El mismo día en que los países reunidos en el G-20 anunciaban a bombo y platillo unos acuerdos que, al menos en apariencia, significaban una sustancial inyección de fondos a una economía global que se encamina a la mayor recesión desde la Gran Depresión, el BCE despachaba su reunión de política monetaria con la decisión de rebajar su tipo de intervención en 25 exiguos puntos básicos, para situarlo en el 1,25%. Si bien empieza a ser ya una costumbre que en esta crisis el BCE destaque por su parsimonia, no deja de ser llamativo un movimiento tan modesto cuando los bancos centrales de nuestro entorno ya han agotado su margen de recortes, el sistema financiero está aún lejos de su recuperación y las previsiones económicas y de inflación no dejan de revisarse a la baja. Las más recientes, las de la OCDE, anticipan una contracción del crecimiento en la Zona Euro este año del 4,1% y del 0,3% en 2010, con una tasa de inflación -que en España ya es negativa- del 0,6% y del 0,7%. ¿Tiene explicación la «cicatería» del BCE?
Como casi todo (lo no importante) en la vida, la tiene. El BCE ya es bastante consciente de la necesidad de «hacer más» para enfrentarse a los crecientes riesgos deflacionistas, de emplear todas las armas a su alcance.

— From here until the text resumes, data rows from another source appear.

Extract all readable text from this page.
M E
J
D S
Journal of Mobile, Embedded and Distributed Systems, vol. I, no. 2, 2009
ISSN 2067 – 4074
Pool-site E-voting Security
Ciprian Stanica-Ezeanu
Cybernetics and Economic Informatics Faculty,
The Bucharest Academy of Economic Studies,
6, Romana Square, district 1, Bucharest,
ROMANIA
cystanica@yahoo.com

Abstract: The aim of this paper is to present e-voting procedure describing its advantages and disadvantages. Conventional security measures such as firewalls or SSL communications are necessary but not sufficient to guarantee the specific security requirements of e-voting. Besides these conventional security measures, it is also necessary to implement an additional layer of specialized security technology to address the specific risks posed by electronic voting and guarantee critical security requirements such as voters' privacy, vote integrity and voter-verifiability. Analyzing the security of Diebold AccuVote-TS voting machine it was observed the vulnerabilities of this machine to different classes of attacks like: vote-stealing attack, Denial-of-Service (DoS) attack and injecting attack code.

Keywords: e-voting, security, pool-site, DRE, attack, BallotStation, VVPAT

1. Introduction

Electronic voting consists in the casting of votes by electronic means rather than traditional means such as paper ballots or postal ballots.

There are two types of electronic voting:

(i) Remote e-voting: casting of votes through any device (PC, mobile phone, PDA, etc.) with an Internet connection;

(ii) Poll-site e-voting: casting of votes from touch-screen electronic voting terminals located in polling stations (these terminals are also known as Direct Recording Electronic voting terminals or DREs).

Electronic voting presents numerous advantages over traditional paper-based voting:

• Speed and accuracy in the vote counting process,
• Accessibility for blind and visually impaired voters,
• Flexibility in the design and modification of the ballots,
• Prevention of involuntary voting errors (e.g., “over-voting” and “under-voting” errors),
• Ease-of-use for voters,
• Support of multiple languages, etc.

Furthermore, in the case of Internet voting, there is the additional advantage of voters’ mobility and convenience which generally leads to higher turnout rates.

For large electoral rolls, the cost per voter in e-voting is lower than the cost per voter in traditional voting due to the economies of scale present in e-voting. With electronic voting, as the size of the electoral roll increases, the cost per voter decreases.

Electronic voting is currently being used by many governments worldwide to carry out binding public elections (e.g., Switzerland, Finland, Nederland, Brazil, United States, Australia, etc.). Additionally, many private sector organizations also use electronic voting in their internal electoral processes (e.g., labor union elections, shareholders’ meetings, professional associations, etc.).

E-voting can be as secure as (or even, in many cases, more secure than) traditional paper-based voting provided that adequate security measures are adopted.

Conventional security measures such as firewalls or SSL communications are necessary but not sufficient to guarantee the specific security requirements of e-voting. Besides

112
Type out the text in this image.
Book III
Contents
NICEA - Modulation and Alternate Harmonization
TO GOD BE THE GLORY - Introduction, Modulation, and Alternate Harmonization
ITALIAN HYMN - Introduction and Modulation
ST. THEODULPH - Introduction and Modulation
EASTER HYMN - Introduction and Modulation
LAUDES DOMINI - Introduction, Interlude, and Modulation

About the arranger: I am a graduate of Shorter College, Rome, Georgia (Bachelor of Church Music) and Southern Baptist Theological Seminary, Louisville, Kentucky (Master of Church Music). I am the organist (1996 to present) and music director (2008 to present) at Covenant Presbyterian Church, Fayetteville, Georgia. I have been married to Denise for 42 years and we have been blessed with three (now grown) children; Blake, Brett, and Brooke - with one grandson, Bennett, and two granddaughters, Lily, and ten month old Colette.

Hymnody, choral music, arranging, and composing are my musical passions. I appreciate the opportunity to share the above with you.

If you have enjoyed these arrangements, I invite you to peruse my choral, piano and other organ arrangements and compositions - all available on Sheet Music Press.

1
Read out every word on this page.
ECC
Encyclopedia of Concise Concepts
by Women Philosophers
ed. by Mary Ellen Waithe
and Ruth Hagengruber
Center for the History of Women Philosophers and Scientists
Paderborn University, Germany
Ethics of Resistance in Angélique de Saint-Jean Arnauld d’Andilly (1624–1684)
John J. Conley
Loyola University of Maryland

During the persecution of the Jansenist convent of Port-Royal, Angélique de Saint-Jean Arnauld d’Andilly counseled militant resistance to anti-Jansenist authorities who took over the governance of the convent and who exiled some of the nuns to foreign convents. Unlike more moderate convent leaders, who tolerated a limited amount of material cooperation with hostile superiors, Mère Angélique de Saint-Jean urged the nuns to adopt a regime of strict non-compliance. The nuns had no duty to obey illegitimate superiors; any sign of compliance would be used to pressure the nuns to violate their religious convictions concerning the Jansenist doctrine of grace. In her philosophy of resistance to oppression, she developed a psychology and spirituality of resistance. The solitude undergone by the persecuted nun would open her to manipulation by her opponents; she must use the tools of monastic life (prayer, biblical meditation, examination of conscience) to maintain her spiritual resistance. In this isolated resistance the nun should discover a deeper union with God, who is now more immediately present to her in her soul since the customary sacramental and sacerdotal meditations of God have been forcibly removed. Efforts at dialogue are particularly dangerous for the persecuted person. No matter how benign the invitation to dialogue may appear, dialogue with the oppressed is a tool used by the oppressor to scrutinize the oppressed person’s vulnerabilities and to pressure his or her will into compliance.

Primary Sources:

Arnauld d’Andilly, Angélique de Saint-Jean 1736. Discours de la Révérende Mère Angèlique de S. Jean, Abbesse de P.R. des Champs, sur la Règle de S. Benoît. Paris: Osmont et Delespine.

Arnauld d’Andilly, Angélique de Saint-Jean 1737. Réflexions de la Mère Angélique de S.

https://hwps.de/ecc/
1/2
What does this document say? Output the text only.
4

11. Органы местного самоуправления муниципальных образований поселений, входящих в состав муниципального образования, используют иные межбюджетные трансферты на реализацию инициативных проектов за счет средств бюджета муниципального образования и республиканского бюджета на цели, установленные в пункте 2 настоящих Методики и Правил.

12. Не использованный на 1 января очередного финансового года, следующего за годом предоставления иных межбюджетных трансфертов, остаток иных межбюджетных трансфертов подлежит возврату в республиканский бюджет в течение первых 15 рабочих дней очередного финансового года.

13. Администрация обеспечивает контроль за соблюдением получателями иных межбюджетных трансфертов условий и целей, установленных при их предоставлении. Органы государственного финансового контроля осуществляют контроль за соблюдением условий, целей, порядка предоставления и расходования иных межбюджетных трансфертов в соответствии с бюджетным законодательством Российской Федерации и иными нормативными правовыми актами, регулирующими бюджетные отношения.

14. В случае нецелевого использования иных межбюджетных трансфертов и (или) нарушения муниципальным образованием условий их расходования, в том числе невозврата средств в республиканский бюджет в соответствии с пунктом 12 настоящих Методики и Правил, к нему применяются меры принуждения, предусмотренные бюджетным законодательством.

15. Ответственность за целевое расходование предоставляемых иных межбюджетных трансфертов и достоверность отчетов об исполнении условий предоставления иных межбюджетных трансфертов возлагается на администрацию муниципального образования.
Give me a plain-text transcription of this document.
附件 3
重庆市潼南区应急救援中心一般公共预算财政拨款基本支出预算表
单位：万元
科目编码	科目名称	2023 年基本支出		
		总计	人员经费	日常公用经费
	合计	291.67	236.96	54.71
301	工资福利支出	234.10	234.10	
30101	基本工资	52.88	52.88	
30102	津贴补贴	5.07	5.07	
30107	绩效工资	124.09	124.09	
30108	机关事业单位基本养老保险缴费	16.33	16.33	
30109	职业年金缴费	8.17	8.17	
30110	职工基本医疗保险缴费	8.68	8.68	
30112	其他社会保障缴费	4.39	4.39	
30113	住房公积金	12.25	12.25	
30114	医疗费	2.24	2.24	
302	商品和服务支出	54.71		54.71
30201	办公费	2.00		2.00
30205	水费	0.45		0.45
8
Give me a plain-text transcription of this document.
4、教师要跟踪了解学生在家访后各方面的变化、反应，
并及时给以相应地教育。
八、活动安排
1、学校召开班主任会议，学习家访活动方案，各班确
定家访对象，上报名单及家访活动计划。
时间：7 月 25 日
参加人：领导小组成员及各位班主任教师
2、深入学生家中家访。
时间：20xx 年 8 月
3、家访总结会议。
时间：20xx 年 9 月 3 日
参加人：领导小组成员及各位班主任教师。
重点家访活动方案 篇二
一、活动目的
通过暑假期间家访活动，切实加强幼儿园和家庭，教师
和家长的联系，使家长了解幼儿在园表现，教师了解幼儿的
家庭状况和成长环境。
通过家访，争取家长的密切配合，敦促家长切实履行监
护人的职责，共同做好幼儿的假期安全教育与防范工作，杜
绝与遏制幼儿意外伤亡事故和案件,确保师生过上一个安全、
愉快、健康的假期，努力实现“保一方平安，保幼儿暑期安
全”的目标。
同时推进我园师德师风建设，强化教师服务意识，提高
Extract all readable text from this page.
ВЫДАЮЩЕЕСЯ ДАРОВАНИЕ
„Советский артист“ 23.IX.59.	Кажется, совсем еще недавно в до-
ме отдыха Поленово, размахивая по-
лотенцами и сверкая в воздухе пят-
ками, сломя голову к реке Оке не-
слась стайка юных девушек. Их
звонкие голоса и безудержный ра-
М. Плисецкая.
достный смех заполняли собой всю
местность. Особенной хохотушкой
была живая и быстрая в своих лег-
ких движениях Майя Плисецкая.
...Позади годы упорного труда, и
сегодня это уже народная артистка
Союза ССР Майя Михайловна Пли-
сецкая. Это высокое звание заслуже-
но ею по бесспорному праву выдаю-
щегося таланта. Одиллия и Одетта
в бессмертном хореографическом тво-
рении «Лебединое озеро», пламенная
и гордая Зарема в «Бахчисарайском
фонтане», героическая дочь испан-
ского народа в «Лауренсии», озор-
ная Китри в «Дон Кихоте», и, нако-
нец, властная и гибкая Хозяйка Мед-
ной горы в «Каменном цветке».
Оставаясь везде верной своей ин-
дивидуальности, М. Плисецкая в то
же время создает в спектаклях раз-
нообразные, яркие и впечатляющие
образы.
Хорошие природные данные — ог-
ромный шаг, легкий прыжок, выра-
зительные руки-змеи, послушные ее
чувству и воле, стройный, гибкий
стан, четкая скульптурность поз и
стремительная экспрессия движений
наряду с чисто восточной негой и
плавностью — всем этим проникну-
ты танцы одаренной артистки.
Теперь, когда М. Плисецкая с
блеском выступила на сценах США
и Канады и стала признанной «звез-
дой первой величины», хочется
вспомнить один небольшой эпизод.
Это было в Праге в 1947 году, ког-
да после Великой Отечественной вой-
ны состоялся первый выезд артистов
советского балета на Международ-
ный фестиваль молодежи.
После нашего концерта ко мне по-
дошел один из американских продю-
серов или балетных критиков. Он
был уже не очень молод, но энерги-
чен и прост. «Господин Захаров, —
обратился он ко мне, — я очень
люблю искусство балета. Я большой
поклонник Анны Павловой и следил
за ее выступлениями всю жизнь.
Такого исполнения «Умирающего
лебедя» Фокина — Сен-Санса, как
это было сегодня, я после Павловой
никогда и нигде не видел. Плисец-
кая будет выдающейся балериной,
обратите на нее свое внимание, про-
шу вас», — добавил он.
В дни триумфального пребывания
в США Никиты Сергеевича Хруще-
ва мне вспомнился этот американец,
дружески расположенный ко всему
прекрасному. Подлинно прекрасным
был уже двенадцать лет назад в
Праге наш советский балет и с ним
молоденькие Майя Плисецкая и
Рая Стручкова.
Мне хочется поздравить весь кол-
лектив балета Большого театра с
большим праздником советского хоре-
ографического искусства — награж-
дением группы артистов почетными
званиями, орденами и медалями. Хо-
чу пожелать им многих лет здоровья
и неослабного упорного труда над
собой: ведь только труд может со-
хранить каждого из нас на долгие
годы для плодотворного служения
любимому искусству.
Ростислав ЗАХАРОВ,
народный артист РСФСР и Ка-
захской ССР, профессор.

El problema es que las armas más poderosas no están listas aún y en cierto modo se ve forzado a prolongar la vida de las gastadas herramientas tradicionales de los tipos de interés. Se trata de las medidas monetarias no convencionales, también conocidas como de expansión cuantitativa. Otros bancos centrales importantes, como la Reserva Federal, el Banco de Inglaterra o el Banco de Japón ya las han puesto en marcha hace algún tiempo. Y es que, cuando los tipos de interés llegan a su suelo y pierden definitivamente su capacidad de estimular a la economía, los bancos centrales tienen que recurrir a la inyección de liquidez al sistema a través de nuevas medidas, como la compra directa de títulos de deuda pública y privada. Esas compras, además de aumentar la liquidez del sistema, contribuyen a dinamizar los mercados de financiación y presionan a la baja a los tipos de interés a largo plazo (las rentabilidades de los títulos comprados).
Hay al menos tres razones para que el BCE no tenga aún sus nuevas armas a punto. La primera es que quizás ha pensado en ellas demasiado tarde, del mismo modo que tardó en asumir del todo el alcance de la crisis. La segunda razón es un cierto exceso de cautela ante la posibilidad de incurrir en riesgos inflacionistas o de adquirir activos poco fiables. Y la tercera, finalmente, tiene que ver con el carácter multinacional de la institución, circunstancia que en general ralentiza la toma de decisiones y que, en este caso, plantea el problema de qué títulos y de qué nacionalidades comprar. También podríamos añadir que, al estar la economía europea especialmente «bancarizada», el impacto previsible de la compra de títulos privados sobre la financiación es menor que en EEUU. Y, por acabar de ser indulgentes, también habría que señalar que los tipos del mercado interbancario del euro se sitúan, desde el tipo a tres meses en adelante, en niveles similares o inferiores a los del dólar y que el tipo a un día -merced a una facilidad de depósito que se sitúa desde noviembre 100 pb por debajo del tipo de intervención- se aproxima al 0,5%.
El BCE -por boca de su presidente- dejó ayer al menos claro que en su reunión de mayo expondrán definitivamente sus intenciones respecto a las medidas convencionales y que no han llegado al suelo de los tipos de interés. Es, en consecuencia, muy probable que en ese momento anuncien un nuevo recorte de tipos hasta el 1% y dos medidas novedosas de expansión de la liquidez: su voluntad de aumentar los plazos de su financiación al sistema financiero (quizás a un año) y su intención de adquirir bonos corporativos de calidad. La compra de deuda pública, algo más delicada en términos políticos, podrá quizás esperar a una decisión posterior. Lo importante es que el BCE habrá empezado a desplegar también su arsenal más contundente.